Molecular Simulation of p-Xylene and m-Xylene Adsorption in Y Zeolites. Single Components and Binary Mixtures Study

Abstract

The properties of p-xylene and m-xylene adsorbed in NaY and KY faujasites have been studied by grand canonical Monte Carlo simulation. Biased particle insertions and deletions were implemented to allow the computation of equilibrium adsorption isotherms of such complex systems. This work is based on a new adsorbate−zeolite potential function named TrAZ potential (transferable adsorbate−zeolite potential).

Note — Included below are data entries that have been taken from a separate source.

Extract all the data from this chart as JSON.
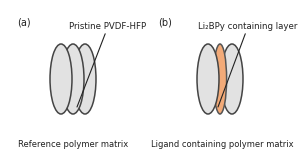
{
  "panel_a_label": "(a)",
  "panel_b_label": "(b)",
  "annotation_a": "Pristine PVDF-HFP",
  "annotation_b": "Li₂BPy containing layer",
  "subtitle_a": "Reference polymer matrix",
  "subtitle_b": "Ligand containing polymer matrix",
  "gray_fill": "#e2e2e2",
  "gray_edge": "#444444",
  "orange_fill": "#f2aa78",
  "orange_edge": "#555555",
  "background": "#ffffff",
  "text_color": "#222222",
  "font_size_label": 7.0,
  "font_size_annot": 6.2,
  "font_size_sub": 6.0,
  "linewidth": 1.1
}
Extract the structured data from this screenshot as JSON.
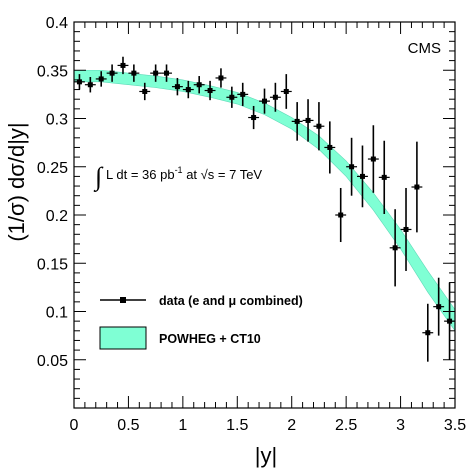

Adsorption isotherms and isosteric heats of adsorption of pure components have been calculated at 423 K and compared to the available experimental data. Grand canonical Monte Carlo simulations of coadsorption have also been performed. Three binary mixtures corresponding to different gas-phase compositions have been studied. The p-xylene/m-xylene selectivities predicted from the simulation are in good agreement with experiments: the NaY zeolite preferentially adsorbs the m-xylene isomer, whereas the KY faujasite is selective for p-xylene. From a detailed analysis of the xylene adsorption sites, we suggest a molecular mechanism of the cage filling in zeolites NaY and KY. Whatever the loading, our study reveals a unique adsorption site in the supercage of the zeolite NaY, located in front of the sodium cations in site II. In the case of the faujasite KY, three adsorption sites with different adsorbate−zeolite interaction energies are observed. From this microscopic analysis of the cage loading, the observed selectivities can be explained by joint energetic and steric effects.